Charcuterie was a love Chef James Tracey discovered while studying at the Culinary Institute of America, and he’s been building on that knowledge ever since. Tracey spent time at classic DC restaurant Vidalia before coming to New York, where he met future mentor Tom Colicchio at Gramercy Tavern. Tracey would go on to become part of the opening team at Colicchio’s flagship Craft; at the time of opening, he was preparing most of the charcuterie as sous chef. Fast-forward 10 years and he’s still doing it—which makes for a lengthy real-world career in charcuterie.

“Getting really great pork is a key factor,” says Tracey, and although his eco-friendly Fossett Farms-sourced whole pigs might seem like a pretty big initial investment, they're able to bring home the bacon at the end of the day with the most potential items per animal. The charcuteries on the Craft menu are currently priced from $15 to $25 per serving, but it stretches further due to the restaurant’s family-style menu approach, so the pay-in per person ends up being pretty manageable.

Salumi aren’t the be-all and end-all of charcuterie, and Tracey’s ballotines and pork trotter roulades step away from the curing and smoking guanciales of the charcuterie world.
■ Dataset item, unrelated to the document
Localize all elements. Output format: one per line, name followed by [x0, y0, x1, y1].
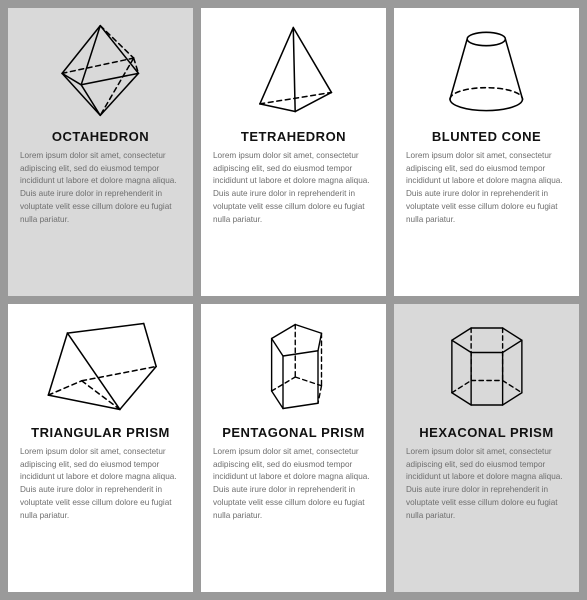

As savvy New York diners become more and more familiar with what real charcuterie should be, it pays to give them a peek at something they see less often, like pâté en croûte, which may be old-school, but its richness and comforting meat and pistachio-studded filling and flaky pastry wrapping make for a winning combo. Chef Tracey also finds a use for the tasty meat parts that are hard to sell by themselves (who orders lamb shoulder scraps?). Put those scraps into a delicious terrine and you have a sellable product that tastes great and has novelty to boot.

Sure, it requires several hours of labor, but for Tracey, it’s worth it. Such items don’t require the wait that long-term cures like prosciutto do (Tracey still makes prosciutto with employees for fun, but it isn’t sold in the restaurant). And terrines don’t suffer from the weight loss, which means profit loss, of a cured or brined item.

Every week whole pigs and grass-fed beef arrive at the restaurant to become bresaola, suckling pig ballotine, and pork trotter. It’s an intensive amount of labor, but Tracey points out that having an accomplished butcher to break down the whole animals makes charcuterie feasible. For him, trying to utilize the whole animal is more about ensuring there’s little to no waste than it is about getting more money out of the diner. And he knows not every off (or off-off cut) investment will pay off. Sometimes even New Yorkers can’t fully embrace the marvels of charcuterie ingenuity that come out of Tracey’s Craft kitchen—like the buffalo semisoft cheese-stuffed pigs tail. Overall, though, the charcuterie program at Craft is a prime example of how an operation cuts down on loss (and amps up creativity) with some clever, classic, efficient use of product.